Le taux brut du CEL passera ainsi de 1,00 % à 1,25 %. Cette hausse s’inscrit dans le sillage de la revalorisation du Livret A, dont le taux passe de 1,50 % à 1,70 % à la même date. Le mouvement met fin à une phase de baisse qui avait ramené le taux du CEL à 1,00 % au 1er février 2026.

Un calcul encadré par une formule réglementaire

La rémunération du CEL ne résulte pas d’une décision discrétionnaire mais d’une formule fixée par un décret de janvier 2021. Celle-ci prévoit que le taux du Compte Épargne Logement est égal aux deux tiers du taux du Livret A, arrondi au quart de point le plus proche, ou à défaut au quart de point immédiatement supérieur.

Exemple :

Le taux du CEL est calculé comme les deux tiers du taux du Livret A. Avec un Livret A à 1,70 %, le calcul donne environ 1,13 %, arrondi au quart de point supérieur à 1,25 % brut, ce qui illustre le lien mécanique entre les deux taux.

Un rendement net variable selon la fiscalité

Contrairement au Livret A, le Compte Épargne Logement est soumis à l’impôt sur le revenu pour une partie de ses titulaires. La fiscalité applicable dépend de la date d’ouverture du compte.

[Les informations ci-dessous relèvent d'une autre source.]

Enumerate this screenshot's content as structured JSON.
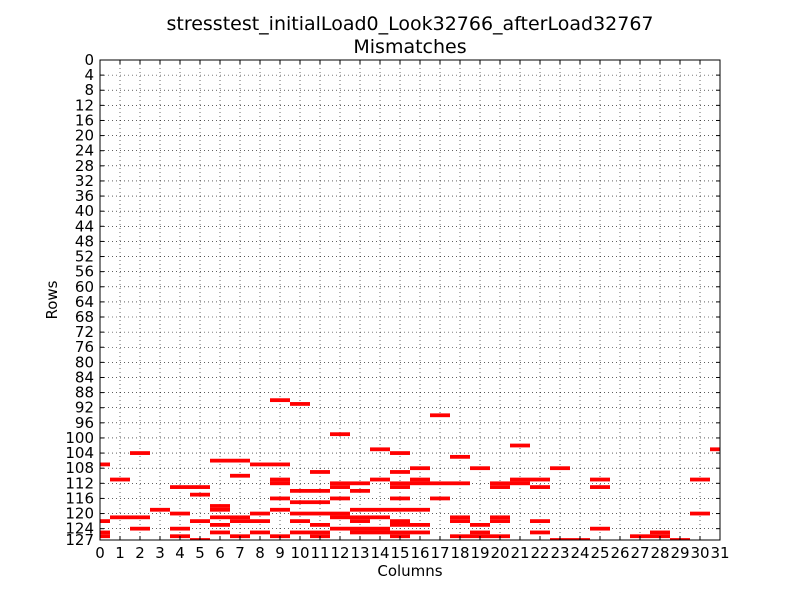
{
  "chart_data": {
    "type": "heatmap",
    "title_line1": "stresstest_initialLoad0_Look32766_afterLoad32767",
    "title_line2": "Mismatches",
    "xlabel": "Columns",
    "ylabel": "Rows",
    "columns": [
      0,
      1,
      2,
      3,
      4,
      5,
      6,
      7,
      8,
      9,
      10,
      11,
      12,
      13,
      14,
      15,
      16,
      17,
      18,
      19,
      20,
      21,
      22,
      23,
      24,
      25,
      26,
      27,
      28,
      29,
      30,
      31
    ],
    "row_ticks": [
      0,
      4,
      8,
      12,
      16,
      20,
      24,
      28,
      32,
      36,
      40,
      44,
      48,
      52,
      56,
      60,
      64,
      68,
      72,
      76,
      80,
      84,
      88,
      92,
      96,
      100,
      104,
      108,
      112,
      116,
      120,
      124,
      127
    ],
    "xlim": [
      0,
      31
    ],
    "ylim": [
      127,
      0
    ],
    "grid": true,
    "mismatch_color": "#ff0000",
    "mismatches": [
      {
        "col": 0,
        "row": 107
      },
      {
        "col": 0,
        "row": 122
      },
      {
        "col": 0,
        "row": 125
      },
      {
        "col": 0,
        "row": 126
      },
      {
        "col": 1,
        "row": 111
      },
      {
        "col": 1,
        "row": 121
      },
      {
        "col": 2,
        "row": 104
      },
      {
        "col": 2,
        "row": 121
      },
      {
        "col": 2,
        "row": 124
      },
      {
        "col": 3,
        "row": 119
      },
      {
        "col": 4,
        "row": 113
      },
      {
        "col": 4,
        "row": 120
      },
      {
        "col": 4,
        "row": 124
      },
      {
        "col": 4,
        "row": 126
      },
      {
        "col": 5,
        "row": 113
      },
      {
        "col": 5,
        "row": 115
      },
      {
        "col": 5,
        "row": 122
      },
      {
        "col": 5,
        "row": 127
      },
      {
        "col": 6,
        "row": 106
      },
      {
        "col": 6,
        "row": 118
      },
      {
        "col": 6,
        "row": 119
      },
      {
        "col": 6,
        "row": 121
      },
      {
        "col": 6,
        "row": 123
      },
      {
        "col": 6,
        "row": 125
      },
      {
        "col": 7,
        "row": 106
      },
      {
        "col": 7,
        "row": 110
      },
      {
        "col": 7,
        "row": 121
      },
      {
        "col": 7,
        "row": 122
      },
      {
        "col": 7,
        "row": 126
      },
      {
        "col": 8,
        "row": 107
      },
      {
        "col": 8,
        "row": 120
      },
      {
        "col": 8,
        "row": 122
      },
      {
        "col": 8,
        "row": 125
      },
      {
        "col": 9,
        "row": 90
      },
      {
        "col": 9,
        "row": 107
      },
      {
        "col": 9,
        "row": 111
      },
      {
        "col": 9,
        "row": 112
      },
      {
        "col": 9,
        "row": 116
      },
      {
        "col": 9,
        "row": 119
      },
      {
        "col": 9,
        "row": 126
      },
      {
        "col": 10,
        "row": 91
      },
      {
        "col": 10,
        "row": 114
      },
      {
        "col": 10,
        "row": 117
      },
      {
        "col": 10,
        "row": 120
      },
      {
        "col": 10,
        "row": 122
      },
      {
        "col": 10,
        "row": 125
      },
      {
        "col": 11,
        "row": 109
      },
      {
        "col": 11,
        "row": 114
      },
      {
        "col": 11,
        "row": 117
      },
      {
        "col": 11,
        "row": 120
      },
      {
        "col": 11,
        "row": 123
      },
      {
        "col": 11,
        "row": 125
      },
      {
        "col": 11,
        "row": 126
      },
      {
        "col": 12,
        "row": 99
      },
      {
        "col": 12,
        "row": 112
      },
      {
        "col": 12,
        "row": 113
      },
      {
        "col": 12,
        "row": 116
      },
      {
        "col": 12,
        "row": 120
      },
      {
        "col": 12,
        "row": 121
      },
      {
        "col": 12,
        "row": 124
      },
      {
        "col": 13,
        "row": 112
      },
      {
        "col": 13,
        "row": 114
      },
      {
        "col": 13,
        "row": 119
      },
      {
        "col": 13,
        "row": 121
      },
      {
        "col": 13,
        "row": 122
      },
      {
        "col": 13,
        "row": 124
      },
      {
        "col": 13,
        "row": 125
      },
      {
        "col": 14,
        "row": 103
      },
      {
        "col": 14,
        "row": 111
      },
      {
        "col": 14,
        "row": 119
      },
      {
        "col": 14,
        "row": 121
      },
      {
        "col": 14,
        "row": 124
      },
      {
        "col": 14,
        "row": 125
      },
      {
        "col": 15,
        "row": 104
      },
      {
        "col": 15,
        "row": 109
      },
      {
        "col": 15,
        "row": 112
      },
      {
        "col": 15,
        "row": 113
      },
      {
        "col": 15,
        "row": 116
      },
      {
        "col": 15,
        "row": 119
      },
      {
        "col": 15,
        "row": 122
      },
      {
        "col": 15,
        "row": 123
      },
      {
        "col": 15,
        "row": 125
      },
      {
        "col": 15,
        "row": 126
      },
      {
        "col": 16,
        "row": 108
      },
      {
        "col": 16,
        "row": 111
      },
      {
        "col": 16,
        "row": 112
      },
      {
        "col": 16,
        "row": 119
      },
      {
        "col": 16,
        "row": 123
      },
      {
        "col": 16,
        "row": 125
      },
      {
        "col": 17,
        "row": 94
      },
      {
        "col": 17,
        "row": 112
      },
      {
        "col": 17,
        "row": 116
      },
      {
        "col": 18,
        "row": 105
      },
      {
        "col": 18,
        "row": 112
      },
      {
        "col": 18,
        "row": 121
      },
      {
        "col": 18,
        "row": 122
      },
      {
        "col": 18,
        "row": 126
      },
      {
        "col": 19,
        "row": 108
      },
      {
        "col": 19,
        "row": 123
      },
      {
        "col": 19,
        "row": 125
      },
      {
        "col": 19,
        "row": 126
      },
      {
        "col": 20,
        "row": 112
      },
      {
        "col": 20,
        "row": 113
      },
      {
        "col": 20,
        "row": 121
      },
      {
        "col": 20,
        "row": 122
      },
      {
        "col": 20,
        "row": 126
      },
      {
        "col": 21,
        "row": 102
      },
      {
        "col": 21,
        "row": 111
      },
      {
        "col": 21,
        "row": 112
      },
      {
        "col": 22,
        "row": 111
      },
      {
        "col": 22,
        "row": 113
      },
      {
        "col": 22,
        "row": 122
      },
      {
        "col": 22,
        "row": 125
      },
      {
        "col": 23,
        "row": 108
      },
      {
        "col": 23,
        "row": 127
      },
      {
        "col": 24,
        "row": 127
      },
      {
        "col": 25,
        "row": 111
      },
      {
        "col": 25,
        "row": 113
      },
      {
        "col": 25,
        "row": 124
      },
      {
        "col": 27,
        "row": 126
      },
      {
        "col": 28,
        "row": 125
      },
      {
        "col": 28,
        "row": 126
      },
      {
        "col": 29,
        "row": 127
      },
      {
        "col": 30,
        "row": 111
      },
      {
        "col": 30,
        "row": 120
      },
      {
        "col": 31,
        "row": 103
      }
    ]
  }
}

Pour les CEL ouverts depuis le 1er janvier 2018, les intérêts entrent dans le champ du Prélèvement Forfaitaire Unique (PFU) de 30 %, qui combine 17,2 % de prélèvements sociaux et 12,8 % d’impôt sur le revenu. En appliquant cette ponction, le taux net ressort à 0,875 %, contre 0,70 % auparavant.

Les foyers non imposables peuvent choisir d’être taxés selon le barème progressif de l’impôt sur le revenu plutôt qu’au PFU. Dans ce cas, ils peuvent récupérer la part de 12,8 % liée à l’impôt, ne restant redevables que des prélèvements sociaux. Leur rendement net s’établit alors à 1,035 %.

Pour les CEL ouverts avant le 1er janvier 2018, les intérêts bénéficient d’une exonération d’impôt sur le revenu, mais restent soumis aux prélèvements sociaux à 17,2 %. Dans cette configuration, le taux net atteint aussi 1,035 %, contre 0,83 % avant la revalorisation.

Plafond, disponibilité des fonds et droit à un prêt immobilier

Le Compte Épargne Logement conserve par ailleurs ses caractéristiques habituelles. Le montant des dépôts est plafonné à 15 300 euros. Une fois ce plafond de versements atteint, il n’est plus possible d’alimenter directement le compte, mais les intérêts capitalisés peuvent conduire à un solde supérieur à ce seuil.

Attention :

Un versement initial d’au moins 300 euros est obligatoire pour ouvrir un Compte Épargne Logement (CEL). Le solde ne doit jamais descendre sous ce seuil, sinon la banque clôturera automatiquement le compte. Les fonds restent disponibles à tout moment, ce qui permet au CEL de servir à la fois de réserve de liquidités et d’épargne à vocation immobilière.

Après au minimum 18 mois d’épargne, le titulaire peut demander un prêt réglementé pour financer une résidence principale ou des travaux, notamment de rénovation énergétique. Le taux du crédit est calculé en ajoutant des frais fixes de gestion de 1,50 point au taux d’intérêt de la phase d’épargne.

Les droits à prêt accumulés lorsque le CEL était rémunéré à 1,00 % se traduisent par un taux de crédit de 2,50 %. Pour les intérêts générés à partir du 1er août 2026, avec un taux de 1,25 %, le taux de prêt associé sera de 2,75 %. Le montant maximal qu’il est possible d’emprunter via un CEL est plafonné à 23 000 euros.

Un double enjeu pour le pouvoir d’achat des ménages

Ce double mouvement – hausse des factures d’électricité et revalorisation du Compte Épargne Logement – illustre la tension entre les impératifs de financement des infrastructures et la volonté de préserver, au moins partiellement, le rendement de l’épargne réglementée. D’un côté, la revalorisation du TURPE et l’intégration du nouveau mécanisme de capacité se traduisent par des factures plus élevées pour des millions de consommateurs, malgré une légère baisse de la fiscalité sur l’électricité. De l’autre, le relèvement du CEL offre un gain de rémunération modéré aux épargnants, mais dont l’ampleur nette dépend fortement de leur situation fiscale.

Astuce :

Les ménages doivent gérer à la fois l’augmentation de leurs dépenses courantes d’énergie et des rendements moindres sur leurs placements sécurisés, avec un nouvel ajustement tarifaire de l’électricité prévu pour février 2027.